FOXA1 Shapes the Chromatin State of ILC and Drives Differential Response to Aromatase Inhibitors and Tamoxifen [GATA3 ChIP-seq]

Invasive lobular breast cancer (ILC) is the second most common histological sub-type of breast cancer. Although the majority of ILC are strongly hormone receptor positive and are of low-intermediate grade, they present a number of clinical challenges. These challenges include limitations in physical exam and breast imaging for early detection, decreased response to chemotherapy and prospective evidence for differences in the benefit from specific adjuvant endocrine treatment regimens when compared to invasive ductal cancer (IDC). In addition to loss of e-cadherin, ILCs possess genetic alterations that are suggestive of a unique estrogen receptor(ER) axis, including an increase in the frequency of FOXA1 mutations and decrease in GATA3 truncating mutations. We performed a randomized Phase II clinical trial, Palbociclib and Endocrine therapy for LObular breast cancer Preoperative Study (PELOP), in which patients were stratified by histological subtype and found that the magnitude of the difference between the benefit from letrozole compared tamoxifen is significantly higher in ILC versus IDC. To elucidate the mechanism underlying this divergent response we comprehensively studied the ER axis in experimental models of ILC and IDC and clinical samples and show that ILC harbors a unique ER transcriptional axis that stems from increased FOXA1 chromatin binding and an altered chromatin state. These findings provide insights to the unique pattern of response to endocrine treatment in ILC and mechanisms of resistance to endocrine treatment, and offer new treatment strategies to improve outcomes for patients with this breast cancer subtype." Overall design: GATA3 ChIP-seq of ductal (MCF7 and T47D) and lobular (MDA134 and SUM44) cells in hormone deprivided condition (WM) plus estrogen; in duplicates, using Illumina NextSeq500.

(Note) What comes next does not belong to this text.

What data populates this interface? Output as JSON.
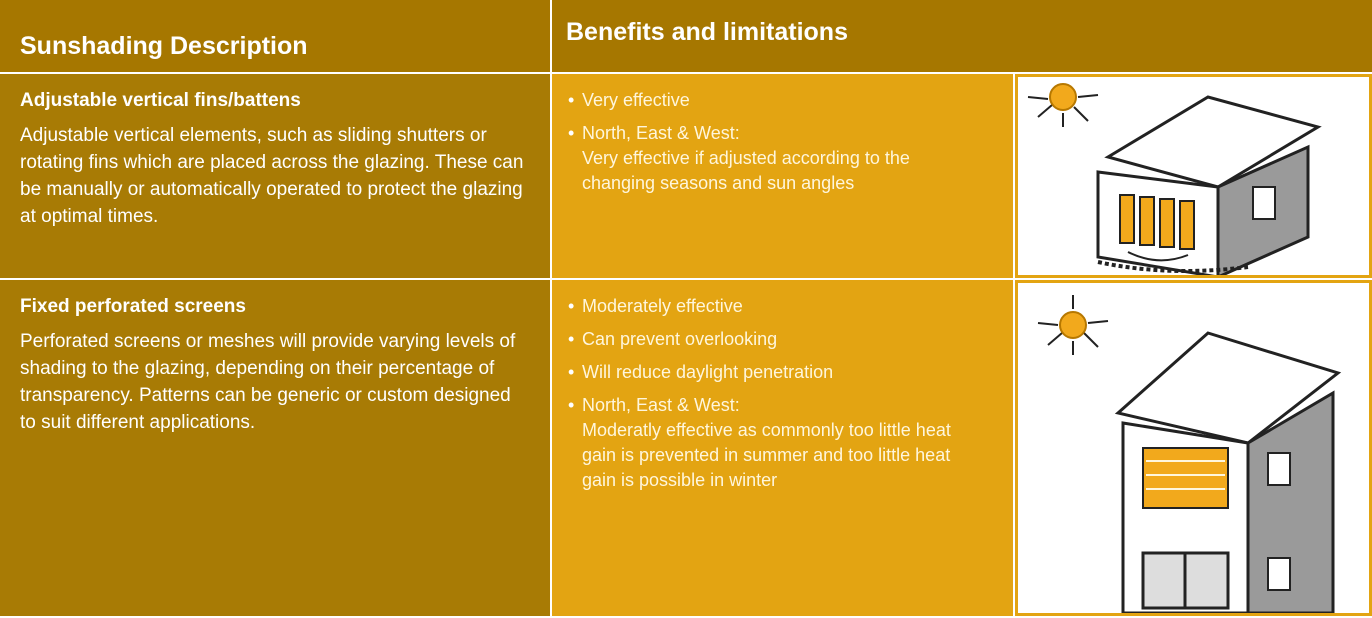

浸润性小叶乳腺癌（Invasive lobular breast cancer）是乳腺癌第二常见的组织学亚型。尽管多数浸润性小叶乳腺癌为激素受体强阳性且分级处于低至中级水平，但其临床诊疗仍面临多重挑战：包括体格检查与乳腺影像检查用于早期筛查存在局限、化疗应答率降低，以及相较于浸润性导管癌（Invasive ductal cancer, IDC），特定辅助内分泌治疗方案的获益存在差异的前瞻性证据。除E-钙粘蛋白（e-cadherin）缺失外，浸润性小叶乳腺癌还携带有提示其雌激素受体（Estrogen receptor, ER）通路独特的遗传改变，具体表现为FOXA1突变频率升高，以及GATA3截短突变频率降低。 我们开展了一项随机II期临床试验——小叶乳腺癌术前帕博西尼联合内分泌治疗研究（PELOP），该试验按组织学亚型对患者进行分层，结果证实来曲唑对比他莫昔芬的获益差异幅度在浸润性小叶乳腺癌组中显著高于浸润性导管癌组。 为阐明这种应答差异的潜在机制，我们在浸润性小叶乳腺癌与浸润性导管癌的实验模型及临床样本中全面研究了ER通路，并证实浸润性小叶乳腺癌存在独特的ER转录调控通路，该通路源于FOXA1染色质结合能力增强以及染色质状态改变。 上述发现为浸润性小叶乳腺癌内分泌治疗应答的独特模式及内分泌治疗耐药机制提供了全新见解，并为改善该乳腺癌亚型患者的预后提供了新型治疗策略。 实验整体设计：在激素剥夺培养条件（WM）下添加雌激素，对导管型（MCF7与T47D）与小叶型（MDA134与SUM44）细胞开展GATA3染色质免疫沉淀测序（ChIP-seq），设置生物学重复，采用Illumina NextSeq500平台完成测序。